Chickasaw artist Richard Thomas poses with a canoe paddle with First American symbolism at his booth for the Southeastern Art Show and Market during the 62nd Chickasaw Annual Meeting and Festival.

TISHOMINGO, Okla. – Master carpenter Richard Thomas drew a deep breath and smiled.

It was the first day of the Southeastern Art Show and Market (SEASAM). It was unusually cool. The sun shone brightly, and he greeted friends and fellow artists he had not laid eyes on in more than two years.

It was his second in-person art showing since the pandemic hit in March 2020.

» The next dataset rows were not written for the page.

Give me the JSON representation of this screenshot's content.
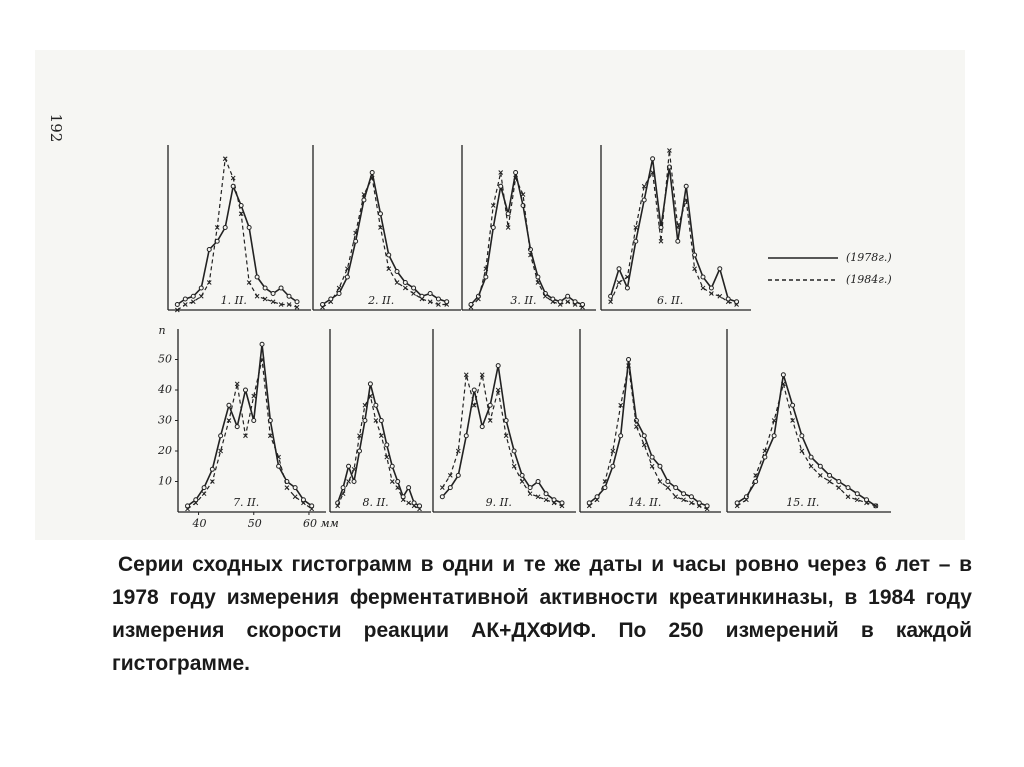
{
  "page_number": "192",
  "chart_data": [
    {
      "type": "line",
      "title": "1. II.",
      "x": [
        38,
        39.5,
        41,
        42.5,
        44,
        45.5,
        47,
        48.5,
        50,
        51.5,
        53,
        54.5,
        56,
        57.5,
        59,
        60.5
      ],
      "xlim": [
        37,
        62
      ],
      "ylim": [
        0,
        60
      ],
      "series": [
        {
          "color": "#222",
          "values": [
            2,
            4,
            5,
            8,
            22,
            25,
            30,
            45,
            38,
            30,
            12,
            8,
            6,
            8,
            5,
            3
          ]
        },
        {
          "color": "#222",
          "values": [
            0,
            2,
            3,
            5,
            10,
            30,
            55,
            48,
            35,
            10,
            5,
            4,
            3,
            2,
            2,
            1
          ]
        }
      ]
    },
    {
      "type": "line",
      "title": "2. II.",
      "x": [
        38,
        39.5,
        41,
        42.5,
        44,
        45.5,
        47,
        48.5,
        50,
        51.5,
        53,
        54.5,
        56,
        57.5,
        59,
        60.5
      ],
      "xlim": [
        37,
        62
      ],
      "ylim": [
        0,
        60
      ],
      "series": [
        {
          "color": "#222",
          "values": [
            2,
            4,
            6,
            12,
            25,
            40,
            50,
            35,
            20,
            14,
            10,
            8,
            5,
            6,
            4,
            3
          ]
        },
        {
          "color": "#222",
          "values": [
            1,
            3,
            8,
            15,
            28,
            42,
            48,
            30,
            15,
            10,
            8,
            6,
            4,
            3,
            2,
            2
          ]
        }
      ]
    },
    {
      "type": "line",
      "title": "3. II.",
      "x": [
        38,
        39.5,
        41,
        42.5,
        44,
        45.5,
        47,
        48.5,
        50,
        51.5,
        53,
        54.5,
        56,
        57.5,
        59,
        60.5
      ],
      "xlim": [
        37,
        62
      ],
      "ylim": [
        0,
        60
      ],
      "series": [
        {
          "color": "#222",
          "values": [
            2,
            5,
            12,
            30,
            45,
            35,
            50,
            38,
            22,
            12,
            6,
            4,
            3,
            5,
            3,
            2
          ]
        },
        {
          "color": "#222",
          "values": [
            1,
            4,
            15,
            38,
            50,
            30,
            48,
            42,
            20,
            10,
            5,
            3,
            2,
            3,
            2,
            1
          ]
        }
      ]
    },
    {
      "type": "line",
      "title": "6. II.",
      "x": [
        38,
        39.5,
        41,
        42.5,
        44,
        45.5,
        47,
        48.5,
        50,
        51.5,
        53,
        54.5,
        56,
        57.5,
        59,
        60.5
      ],
      "xlim": [
        37,
        62
      ],
      "ylim": [
        0,
        60
      ],
      "series": [
        {
          "name": "(1978г.)",
          "color": "#222",
          "values": [
            5,
            15,
            8,
            25,
            40,
            55,
            30,
            52,
            25,
            45,
            20,
            12,
            8,
            15,
            4,
            3
          ]
        },
        {
          "name": "(1984г.)",
          "color": "#222",
          "values": [
            3,
            10,
            12,
            30,
            45,
            50,
            25,
            58,
            30,
            40,
            15,
            8,
            6,
            5,
            3,
            2
          ]
        }
      ]
    },
    {
      "type": "line",
      "title": "7. II.",
      "y_label": "n",
      "x": [
        38,
        39.5,
        41,
        42.5,
        44,
        45.5,
        47,
        48.5,
        50,
        51.5,
        53,
        54.5,
        56,
        57.5,
        59,
        60.5
      ],
      "xlim": [
        37,
        62
      ],
      "ylim": [
        0,
        60
      ],
      "yticks": [
        10,
        20,
        30,
        40,
        50
      ],
      "xticks": [
        40,
        50,
        {
          "value": 60,
          "label": "60 мм"
        }
      ],
      "series": [
        {
          "color": "#222",
          "values": [
            2,
            4,
            8,
            14,
            25,
            35,
            28,
            40,
            30,
            55,
            30,
            15,
            10,
            8,
            4,
            2
          ]
        },
        {
          "color": "#222",
          "values": [
            1,
            3,
            6,
            10,
            20,
            30,
            42,
            25,
            38,
            50,
            25,
            18,
            8,
            5,
            3,
            1
          ]
        }
      ]
    },
    {
      "type": "line",
      "title": "8. II.",
      "x": [
        38,
        39.5,
        41,
        42.5,
        44,
        45.5,
        47,
        48.5,
        50,
        51.5,
        53,
        54.5,
        56,
        57.5,
        59,
        60.5
      ],
      "xlim": [
        37,
        62
      ],
      "ylim": [
        0,
        60
      ],
      "series": [
        {
          "color": "#222",
          "values": [
            3,
            8,
            15,
            10,
            20,
            30,
            42,
            35,
            30,
            22,
            15,
            10,
            5,
            8,
            3,
            2
          ]
        },
        {
          "color": "#222",
          "values": [
            2,
            6,
            10,
            14,
            25,
            35,
            38,
            30,
            25,
            18,
            10,
            8,
            4,
            3,
            2,
            1
          ]
        }
      ]
    },
    {
      "type": "line",
      "title": "9. II.",
      "x": [
        38,
        39.5,
        41,
        42.5,
        44,
        45.5,
        47,
        48.5,
        50,
        51.5,
        53,
        54.5,
        56,
        57.5,
        59,
        60.5
      ],
      "xlim": [
        37,
        62
      ],
      "ylim": [
        0,
        60
      ],
      "series": [
        {
          "color": "#222",
          "values": [
            5,
            8,
            12,
            25,
            40,
            28,
            35,
            48,
            30,
            20,
            12,
            8,
            10,
            6,
            4,
            3
          ]
        },
        {
          "color": "#222",
          "values": [
            8,
            12,
            20,
            45,
            35,
            45,
            30,
            40,
            25,
            15,
            10,
            6,
            5,
            4,
            3,
            2
          ]
        }
      ]
    },
    {
      "type": "line",
      "title": "14. II.",
      "x": [
        38,
        39.5,
        41,
        42.5,
        44,
        45.5,
        47,
        48.5,
        50,
        51.5,
        53,
        54.5,
        56,
        57.5,
        59,
        60.5
      ],
      "xlim": [
        37,
        62
      ],
      "ylim": [
        0,
        60
      ],
      "series": [
        {
          "color": "#222",
          "values": [
            3,
            5,
            8,
            15,
            25,
            50,
            30,
            25,
            18,
            15,
            10,
            8,
            6,
            5,
            3,
            2
          ]
        },
        {
          "color": "#222",
          "values": [
            2,
            4,
            10,
            20,
            35,
            48,
            28,
            22,
            15,
            10,
            8,
            5,
            4,
            3,
            2,
            1
          ]
        }
      ]
    },
    {
      "type": "line",
      "title": "15. II.",
      "x": [
        38,
        39.5,
        41,
        42.5,
        44,
        45.5,
        47,
        48.5,
        50,
        51.5,
        53,
        54.5,
        56,
        57.5,
        59,
        60.5
      ],
      "xlim": [
        37,
        62
      ],
      "ylim": [
        0,
        60
      ],
      "series": [
        {
          "color": "#222",
          "values": [
            3,
            5,
            10,
            18,
            25,
            45,
            35,
            25,
            18,
            15,
            12,
            10,
            8,
            6,
            4,
            2
          ]
        },
        {
          "color": "#222",
          "values": [
            2,
            4,
            12,
            20,
            30,
            42,
            30,
            20,
            15,
            12,
            10,
            8,
            5,
            4,
            3,
            2
          ]
        }
      ]
    }
  ],
  "caption": "Серии сходных гистограмм в одни и те же даты и часы ровно через 6 лет – в 1978 году измерения ферментативной активности креатинкиназы, в 1984 году измерения скорости реакции АК+ДХФИФ. По 250 измерений в каждой гистограмме."
}
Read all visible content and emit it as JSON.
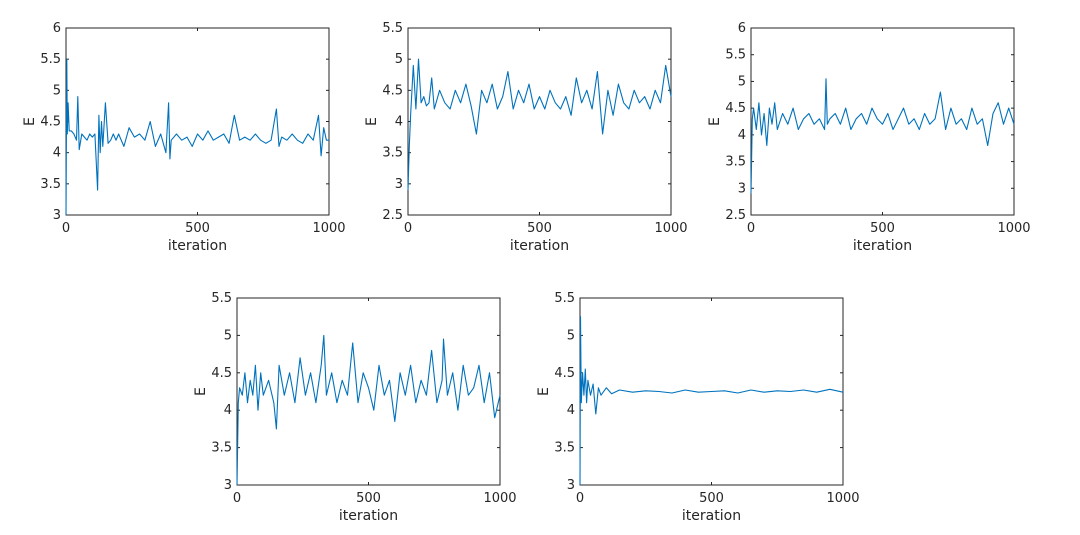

And SEASAM judges considered his weapon “Endeavor to Persevere” as the finest, awarding him a first-place ribbon in the weapons division.

Mr. Thomas’ day was topped off when the Chickasaw Nation purchased his creation for display in the Green Room of the newly constructed Aiitafama’ Ishto, which means “large gathering place” in the Chickasaw language. Chickasaw Nation Governor Bill Anoatubby delivered his 2022 State of the Nation speech within its walls. The Chickasaw Nation constructed the building northwest of the historic Chickasaw Capitol.

“To say I am happy to finish first would be an understatement,” Mr. Thomas said while winding up a century- old clock mechanism. It powers his feather- laden art dubbed “Indian Time.” The clock’s movement suggests you “go hunting or fishing” along with six other guilty, leisurely pleasures.

“Endeavor to Persevere” is designed after a lethal weapon carried by First Americans into battle. It would crush the head of foes and its leather- wrapped handle could inflict death by thrusting it forcefully in the foe’s ribs or abdomen.

Mr. Thomas said the weapon was carved from a single piece of solid walnut. It is 21 inches long, 4 inches wide and 10 inches high when displayed on an aged copper rod and petrified wood stand acquired at Hobine Ranch in Strong City, Oklahoma.

“Endeavor to Persevere”won first place in the weapons division at the Southeastern Art Show and Market. Chickasaw artist Richard Thomas carved the historic weapon from walnut, and it was purchased by the Chickasaw Nation.

“I studied the weapon and thoroughly researched it,” he said, “I must have looked through dozens of books. I wanted it to be an accurate and a historic depiction of what a Chickasaw warrior would carry into battle.

“I took my time carving this one,” he said with a broad smile. “I have many hours tied up in it, and I’m pleased the Chickasaw Nation has it and will display it for others to enjoy.”

At 62, Mr. Thomas is retiring as a shop-owner. His shop, located in Oklahoma City on Portland Avenue, is for sale. Mr. Thomas has worked more than 40 years, 20 of those refinishing antique furniture for the “Friends of the Mansion, Inc.,” a group charged with making the Oklahoma Governor’s Mansion spectacular. Additionally, he custom built wooden accoutrements in the homes of his faithful clients.

He and wife, Pam, intend to move to the Arbuckles by February 2023, he said. “We already have a place near Sulphur. We just need to move all my tools. I will furnish construction on my new studio, which borders the Chickasaw National Recreation Area on two sides,” he said.

He intends to throw himself into more artistic endeavors celebrating his First American heritage. “Retiring will give me a chance to explore my artistic imagination,” Mr. Thomas explained.

The title of his first- place weapon is from a line delivered by actor Chief Dan George in the 1976 Western classic “The Outlaw Josey Wales.” Chief George explains how land was stolen from the Five Civilized Tribes, yet Washington politicians merely encourage tribes to “endeavor to persevere.”